La sua ultima giocata, per ora, l’ultima palla che ha toccato, l’ha spedita a fondo campo di esterno, provando un lancio profondo per Leao da trequarti di campo. Leao non ci sarebbe arrivato neanche con un motorino con la marmitta rigirata sotto al sedere, ma ha comunque rivolto un gesto di scuse al compagno di squadra. Quindi Zlatan, il motivatore spietato, che fissa lo standard di qualità sul suo talento sovrannaturale, è diventato il compagno a cui l’MVP del campionato e il giocatore più decisivo del finale di stagione, non fa pesare l’errore?
Nello discorso fatto nello spogliatoio Ibrahimovic si è un po’ perso e il suo italiano non proprio fluente sembrava sul punto di tradirlo quando ha trovato una chiusura delle sue: «Festeggiate come campioni perché Milano non è il Milan… Italia è il Milan!». Ruggendo e ribaltando in modo teatrale il tavolino da campeggio che aveva davanti, facendo esplodere lo spogliatoio. E poco più tardi, davanti a Casa Milan, ha ripetuto quello stesso concetto, infuocando ancora di più la folla. Quella frase se l’era preparata in anticipo? Gli era stata suggerita da qualcuno? E cosa vuol dire con «Italia è Milan», che l’Italia è del Milan? Ma poi, importa qualcosa?
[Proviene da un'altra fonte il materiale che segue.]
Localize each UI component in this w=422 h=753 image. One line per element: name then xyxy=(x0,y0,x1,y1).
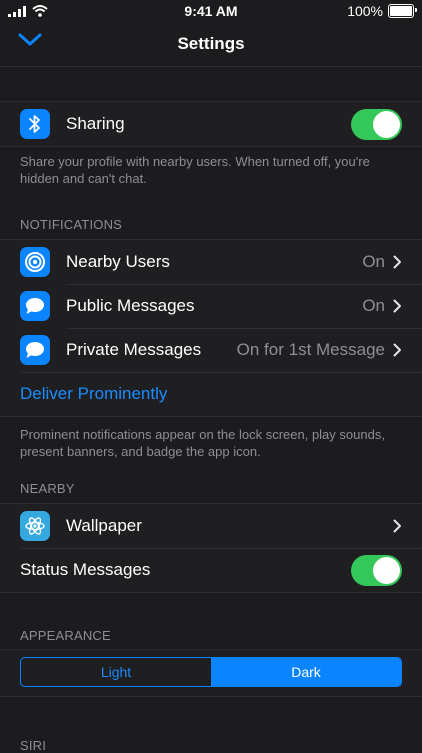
atom-icon xyxy=(20,511,50,541)
battery-icon xyxy=(388,4,417,18)
sharing-row: Sharing xyxy=(0,102,422,146)
status-messages-row: Status Messages xyxy=(0,548,422,592)
public-messages-row[interactable]: Public Messages On xyxy=(0,284,422,328)
deliver-prominently-label[interactable]: Deliver Prominently xyxy=(20,384,422,404)
sharing-toggle[interactable] xyxy=(351,108,402,140)
page-title: Settings xyxy=(177,34,245,53)
chevron-right-icon xyxy=(393,255,401,269)
speech-bubble-icon xyxy=(20,291,50,321)
nearby-group: Wallpaper Status Messages xyxy=(0,503,422,593)
status-right: 100% xyxy=(347,3,417,19)
chevron-right-icon xyxy=(393,519,401,533)
speech-bubble-icon xyxy=(20,335,50,365)
deliver-prominently-row[interactable]: Deliver Prominently xyxy=(0,372,422,416)
nearby-users-row[interactable]: Nearby Users On xyxy=(0,240,422,284)
status-bar: 9:41 AM 100% xyxy=(0,0,422,22)
target-icon xyxy=(20,247,50,277)
status-messages-label: Status Messages xyxy=(20,560,151,579)
sharing-group: Sharing xyxy=(0,101,422,147)
chevron-right-icon xyxy=(393,343,401,357)
notifications-footer: Prominent notifications appear on the lo… xyxy=(20,427,385,459)
appearance-segmented-control: Light Dark xyxy=(20,657,402,687)
appearance-header: APPEARANCE xyxy=(20,628,111,643)
segment-dark[interactable]: Dark xyxy=(211,658,401,686)
private-messages-value: On for 1st Message xyxy=(236,340,385,359)
siri-header: SIRI xyxy=(20,738,47,753)
segment-light[interactable]: Light xyxy=(21,658,211,686)
wallpaper-label: Wallpaper xyxy=(66,516,142,535)
status-messages-toggle[interactable] xyxy=(351,554,402,586)
nearby-users-label: Nearby Users xyxy=(66,252,170,271)
sharing-label: Sharing xyxy=(66,114,125,133)
public-messages-value: On xyxy=(362,296,385,315)
notifications-group: Nearby Users On Public Messages On Priva… xyxy=(0,239,422,417)
notifications-header: NOTIFICATIONS xyxy=(20,217,123,232)
nearby-header: NEARBY xyxy=(20,481,75,496)
chevron-right-icon xyxy=(393,299,401,313)
sharing-footer: Share your profile with nearby users. Wh… xyxy=(20,154,370,186)
public-messages-label: Public Messages xyxy=(66,296,195,315)
private-messages-label: Private Messages xyxy=(66,340,202,359)
private-messages-row[interactable]: Private Messages On for 1st Message xyxy=(0,328,422,372)
nearby-users-value: On xyxy=(362,252,385,271)
wallpaper-row[interactable]: Wallpaper xyxy=(0,504,422,548)
bluetooth-icon xyxy=(20,109,50,139)
battery-percent: 100% xyxy=(347,3,383,19)
navigation-bar: Settings xyxy=(0,22,422,67)
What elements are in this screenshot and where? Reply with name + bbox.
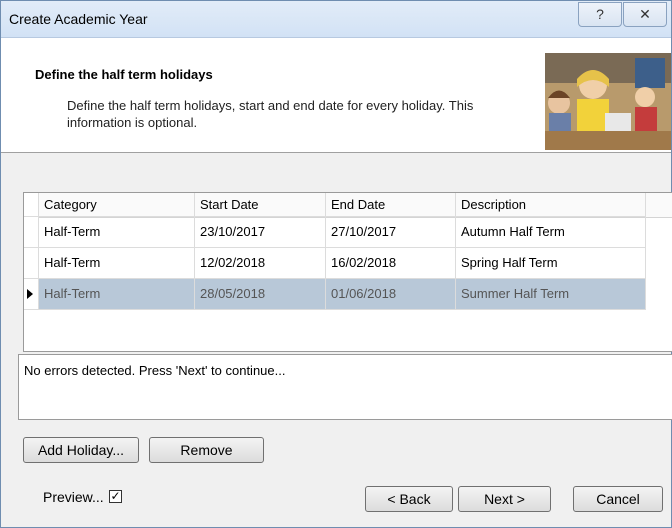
step-description: Define the half term holidays, start and… [67, 98, 474, 130]
current-row-arrow-icon [27, 289, 33, 299]
window-title: Create Academic Year [9, 11, 148, 27]
cell-description[interactable]: Spring Half Term [456, 248, 646, 279]
classroom-image [545, 53, 671, 150]
checkmark-icon: ✓ [110, 489, 121, 503]
help-button[interactable]: ? [578, 2, 622, 27]
help-icon: ? [596, 6, 604, 22]
table-row[interactable]: Half-Term 23/10/2017 27/10/2017 Autumn H… [24, 217, 672, 248]
add-holiday-button[interactable]: Add Holiday... [23, 437, 139, 463]
close-icon: ✕ [639, 6, 651, 22]
cell-start-date[interactable]: 23/10/2017 [195, 217, 326, 248]
column-header-description[interactable]: Description [456, 193, 646, 217]
preview-label: Preview... [43, 489, 104, 505]
cell-start-date[interactable]: 28/05/2018 [195, 279, 326, 310]
row-indicator[interactable] [24, 248, 39, 279]
cell-category[interactable]: Half-Term [39, 217, 195, 248]
cell-start-date[interactable]: 12/02/2018 [195, 248, 326, 279]
table-row[interactable]: Half-Term 12/02/2018 16/02/2018 Spring H… [24, 248, 672, 279]
next-button[interactable]: Next > [458, 486, 551, 512]
cell-end-date[interactable]: 16/02/2018 [326, 248, 456, 279]
cell-end-date[interactable]: 01/06/2018 [326, 279, 456, 310]
classroom-photo [545, 53, 671, 150]
row-indicator[interactable] [24, 217, 39, 248]
back-button[interactable]: < Back [365, 486, 453, 512]
remove-button[interactable]: Remove [149, 437, 264, 463]
cell-end-date[interactable]: 27/10/2017 [326, 217, 456, 248]
cell-category[interactable]: Half-Term [39, 279, 195, 310]
column-header-category[interactable]: Category [39, 193, 195, 217]
title-bar[interactable]: Create Academic Year ? ✕ [1, 1, 671, 38]
row-header-corner [24, 193, 39, 217]
cell-category[interactable]: Half-Term [39, 248, 195, 279]
table-row-selected[interactable]: Half-Term 28/05/2018 01/06/2018 Summer H… [24, 279, 672, 310]
column-header-end-date[interactable]: End Date [326, 193, 456, 217]
validation-message: No errors detected. Press 'Next' to cont… [24, 363, 286, 378]
cell-description[interactable]: Summer Half Term [456, 279, 646, 310]
validation-message-box: No errors detected. Press 'Next' to cont… [18, 354, 672, 420]
step-title: Define the half term holidays [35, 67, 213, 82]
dialog-window: Create Academic Year ? ✕ Define the half… [0, 0, 672, 528]
close-button[interactable]: ✕ [623, 2, 667, 27]
preview-checkbox[interactable]: ✓ [109, 490, 122, 503]
holiday-table[interactable]: Category Start Date End Date Description… [23, 192, 672, 352]
table-header-row: Category Start Date End Date Description [24, 193, 672, 218]
column-header-start-date[interactable]: Start Date [195, 193, 326, 217]
cancel-button[interactable]: Cancel [573, 486, 663, 512]
row-indicator[interactable] [24, 279, 39, 310]
cell-description[interactable]: Autumn Half Term [456, 217, 646, 248]
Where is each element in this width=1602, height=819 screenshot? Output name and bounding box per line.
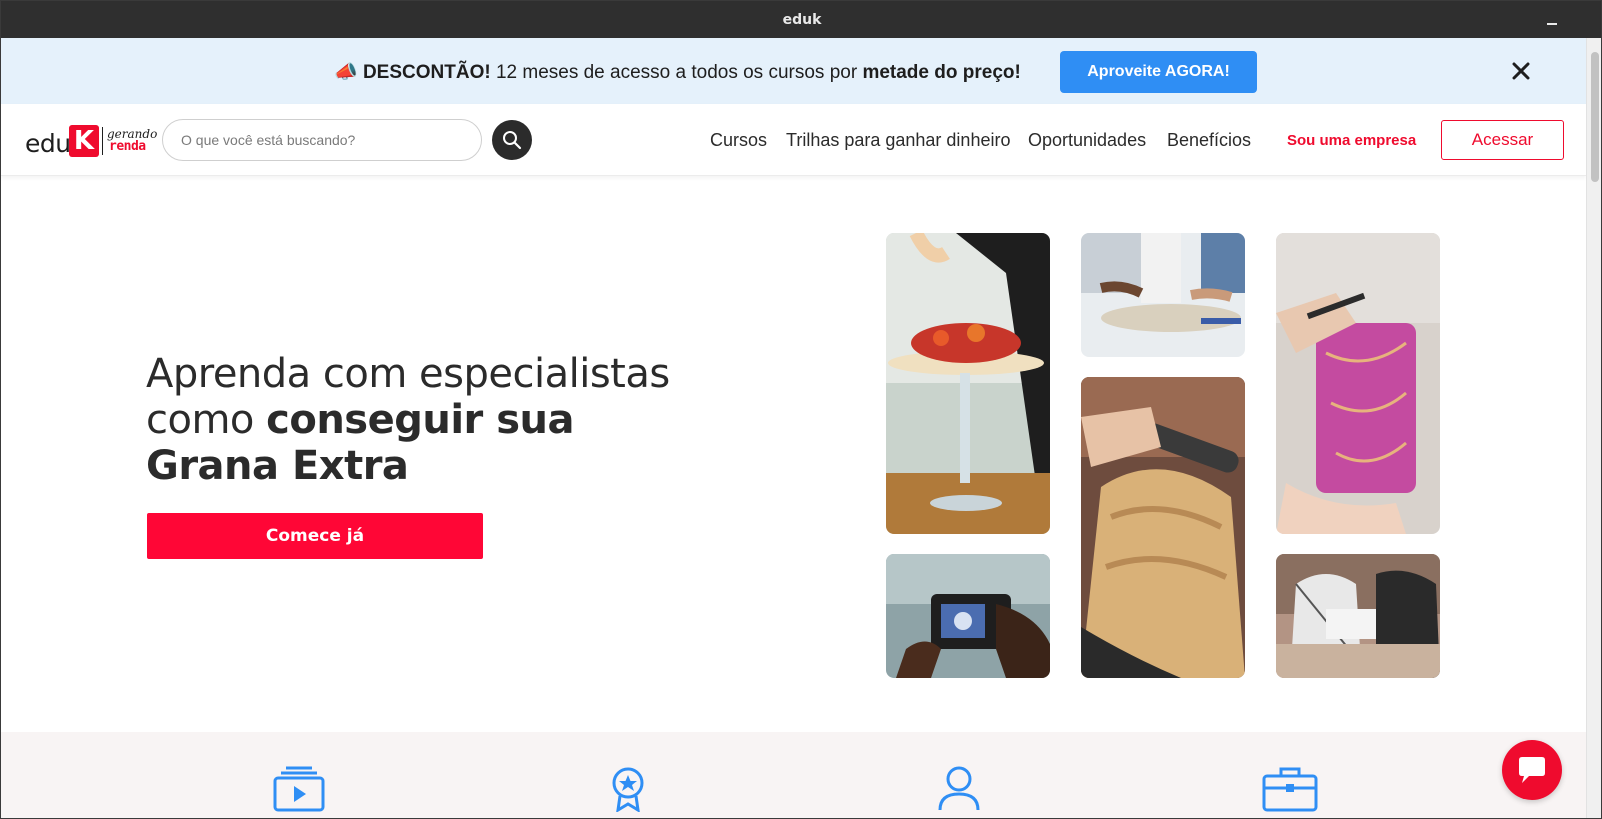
- cooking-class-photo: [1276, 554, 1440, 678]
- cake-decorating-photo: [886, 233, 1050, 534]
- hero-line-2: como conseguir sua: [146, 397, 670, 443]
- glass-painting-photo: [1276, 233, 1440, 534]
- hero-line-2-plain: como: [146, 397, 267, 443]
- close-icon[interactable]: [1508, 58, 1534, 84]
- features-section: [1, 732, 1586, 818]
- nav-empresa-link[interactable]: Sou uma empresa: [1287, 132, 1416, 149]
- hero-title: Aprenda com especialistas como conseguir…: [146, 351, 670, 489]
- nav-oportunidades[interactable]: Oportunidades: [1028, 130, 1146, 151]
- hero-line-3: Grana Extra: [146, 443, 670, 489]
- briefcase-icon: [1262, 766, 1318, 817]
- hair-styling-photo: [1081, 377, 1245, 678]
- promo-cta-button[interactable]: Aproveite AGORA!: [1060, 51, 1257, 93]
- window-title: eduk: [782, 12, 822, 28]
- login-button[interactable]: Acessar: [1441, 120, 1564, 160]
- promo-body: 12 meses de acesso a todos os cursos por: [490, 62, 863, 83]
- eduk-logo[interactable]: edu K gerando renda: [25, 125, 157, 158]
- nav-cursos[interactable]: Cursos: [710, 130, 767, 151]
- logo-divider: [102, 127, 103, 155]
- page-scrollbar[interactable]: [1586, 38, 1601, 818]
- logo-edu-text: edu: [25, 129, 71, 158]
- site-header: edu K gerando renda Cursos Trilhas para …: [1, 104, 1586, 176]
- nav-trilhas[interactable]: Trilhas para ganhar dinheiro: [786, 130, 1010, 151]
- logo-renda-text: renda: [109, 139, 146, 154]
- logo-k-mark: K: [69, 125, 99, 157]
- certificate-icon: [610, 766, 646, 817]
- megaphone-icon: 📣: [334, 62, 358, 83]
- search-icon: [503, 131, 522, 150]
- chat-button[interactable]: [1502, 740, 1562, 800]
- user-profile-icon: [937, 766, 981, 817]
- promo-text: 📣 DESCONTÃO! 12 meses de acesso a todos …: [334, 60, 1021, 84]
- promo-highlight: metade do preço!: [862, 62, 1021, 83]
- chat-bubble-icon: [1519, 757, 1545, 783]
- hero-line-3-bold: Grana Extra: [146, 443, 409, 489]
- sewing-machine-photo: [1081, 233, 1245, 357]
- search-button[interactable]: [492, 120, 532, 160]
- hero-line-1: Aprenda com especialistas: [146, 351, 670, 397]
- nav-beneficios[interactable]: Benefícios: [1167, 130, 1251, 151]
- browser-window: eduk ✕ 📣 DESCONTÃO! 12 meses de acesso a…: [0, 0, 1602, 819]
- hero-line-2-bold: conseguir sua: [266, 397, 574, 443]
- title-bar: eduk ✕: [1, 1, 1601, 38]
- minimize-icon[interactable]: [1543, 11, 1561, 29]
- promo-headline: DESCONTÃO!: [362, 62, 491, 83]
- promo-banner: 📣 DESCONTÃO! 12 meses de acesso a todos …: [1, 38, 1586, 104]
- scrollbar-thumb[interactable]: [1591, 52, 1599, 182]
- video-lessons-icon: [273, 766, 325, 817]
- start-now-button[interactable]: Comece já: [147, 513, 483, 559]
- search-input[interactable]: [162, 119, 482, 161]
- camera-photography-photo: [886, 554, 1050, 678]
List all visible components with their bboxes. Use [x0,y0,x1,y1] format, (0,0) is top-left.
È uscita da lui così improvvisamente ed era così nel personaggio che Zlatan sembra uno di quegli attori così bravi da essere in grado di fingere smarrimento in scena, come se avessero dimenticato le battute, mandando nel panico i colleghi fino a un attimo prima di tornare nei panni che vestono e dire quello che dovevano dire. Ma se guardate il sorriso che ha quando parla dall’alto del suo piccolo podio, guardando i tifosi, vi accorgerete che la cosa che più importa è aver trovato finalmente il suo pubblico.
Zlatan è ancora Zlatan e, probabilmente, continuerà ad esserlo anche dopo la linea del traguardo. Anche senza giocare, giocando poco, male, senza un ginocchio. Oppure tornando in forma e schiacciando di nuovo i suoi avversari come un bambino annoiato fa con le formiche. Che cambia? La cosa davvero importante è che finalmente Zlatan Ibrahimovic - il calciatore, il personaggio, e non solo il padre di famiglia che ha avuto intorno molte persone che lo hanno amato in questi anni - non è più solo. Ha trovato la sua gente. Quello che farà, qualsiasi cosa sia, non sarà solo per se stesso. Era così anche da prima, ma solo adesso ce ne rendiamo conto fino in fondo.